How Is Flax (Linen) Made?
The main ingredient for linen is cellulose fibers found in the Linum Usitatissimum stem. Yarn and fabric made from this fiber are commonly called linen. And this fiber has been used a thousand years ago in Ancient Egypt and Mesopotamia. In the flax fiber, 1 bundle consists of 10 to 12 fibers that interconnected along the stem to 1 meter. The length of elementary fiber is 2.3 cm to 3 cm with a 15 cm diameter. Because the cost of planting flax is higher than other fibers, then the flax growers are still rare and in small quantities.
To prepare linen production, the fiber producer begins by separating flax fibers from the inside of the wood with flax stems. Traditionally, this step has been achieved by soaking raw flax stems, but today, manufacturers can use chemicals to get the same effect. Before the flax fibers are spun into yarn, these chemicals are dissolved, but the remaining toxic substances still settle in the flax fibers when separated using this chemical method.
The flax plant is a straight plant with a small stem with a diameter of 25 mm to 38 mm and has a height of 1 – 1.25 meters. This plant can grow in all types of soil and weather, that’s why this plant is called an annual plant. This plant can grow well in areas that are less fertile, loamy and sandy but can drain water well. In cold regions or with high rainfall, this plant is also able to survive.

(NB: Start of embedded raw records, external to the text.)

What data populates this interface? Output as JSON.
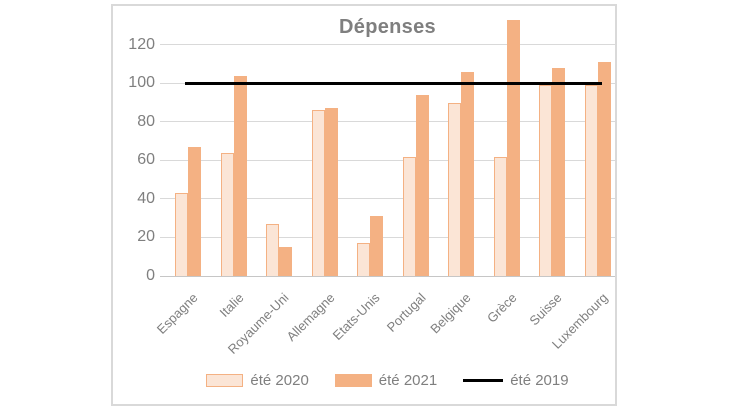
{
  "chart_data": {
    "type": "bar",
    "title": "Dépenses",
    "categories": [
      "Espagne",
      "Italie",
      "Royaume-Uni",
      "Allemagne",
      "Etats-Unis",
      "Portugal",
      "Belgique",
      "Grèce",
      "Suisse",
      "Luxembourg"
    ],
    "series": [
      {
        "name": "été 2020",
        "type": "bar",
        "values": [
          43,
          64,
          27,
          86,
          17,
          62,
          90,
          62,
          99,
          99
        ],
        "fill": "#FBE5D6",
        "border": "#F4B183"
      },
      {
        "name": "été 2021",
        "type": "bar",
        "values": [
          67,
          104,
          15,
          87,
          31,
          94,
          106,
          133,
          108,
          111
        ],
        "fill": "#F4B183",
        "border": "#F4B183"
      },
      {
        "name": "été 2019",
        "type": "line",
        "values": [
          100,
          100,
          100,
          100,
          100,
          100,
          100,
          100,
          100,
          100
        ],
        "color": "#000000"
      }
    ],
    "xlabel": "",
    "ylabel": "",
    "yticks": [
      0,
      20,
      40,
      60,
      80,
      100,
      120
    ],
    "ylim": [
      0,
      135
    ],
    "grid": true,
    "legend_position": "bottom",
    "colors": {
      "grid": "#D9D9D9",
      "axis_line": "#C6C6C6",
      "axis_text": "#7F7F7F",
      "title_text": "#7F7F7F",
      "card_border": "#D9D9D9",
      "reference_line": "#000000"
    }
  }
}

Generally, flax is ready to be harvested after 100 days. After the stems changed into yellow color and the seeds are browned, the plant is ready to be harvested. Flax harvesting is usually done by pulling or cutting, but the cutting method will cause the fiber-tip to be colored due to humidity and air influence.
Initially, the pulling method was done manually, but nowadays it is mostly done using a machine. Pulling flax plants will have an impact on increasing the fiber length compared to cutting it.
Flax stems that have been harvested will be dried for two days and then continued to the process of seeds separation (rippling). Seeds separation is done by combing the flax stems. Seeds and leaves will be stripped from the flax stem.
To get the fiber, the wooden stems that surround the fiber must be slowly separated, whether using water, acid or chemical fluids. This process is also called retting.
This retting process must be done carefully because the quality of the fiber depends on this process. The less optimal retting process can make it difficult to separate the fiber from the stem, while the extreme retting process will weaken or destroy the quality of the fibers. Retting using water usually takes 1 to 2 weeks, while retting using certain chemicals only needs about 48 hours. Retting is often done in river water but today many do it in a large tub with water and mixed with chemicals.
Next, the flax sticks will be dried. During this drying process, the flax stem will be hit using a wooden hammer to make the stem rupture and loose so that this process can help to separate the outer fibers from the stem that cannot be used with the inner fibers that can be used.
The next process is the stem will be hit once again by using a long wooden knife-shaped to make the wood chips remaining attached to the stem can be detached.
Now, the inner fibers are separated from other fibers, the fibers can be combed into long or short fibers. After the fibers are combed, the fibers will be ready to be spun.
Spinning fiber in ancient times was done by foot-powered wheels. But nowadays, it has used industrial machinery for the efficiency of time, energy and cost. To spin the fibers, these short and combed fibers are connected by a device called a spreader, and the resulting string called roving is ready to be spun.
After spinning on the spinning frame, the yarn is then rolled onto a spool. To ensure that the yarn will not come loose, in this reeling process it must be in a wet, damp condition, and the spun yarn is run through a hot water bath to ensure yarn cohesion.
The last process is drying the finished yarn and rolling it into a spindle. The yarn is then ready to be dyed, treated and made into clothing, housewares or other textile products.
This long and difficult process makes linen fabric get the best position in quality and price. Also, because it is made from natural fibers, linen is guaranteed to be environmentally friendly.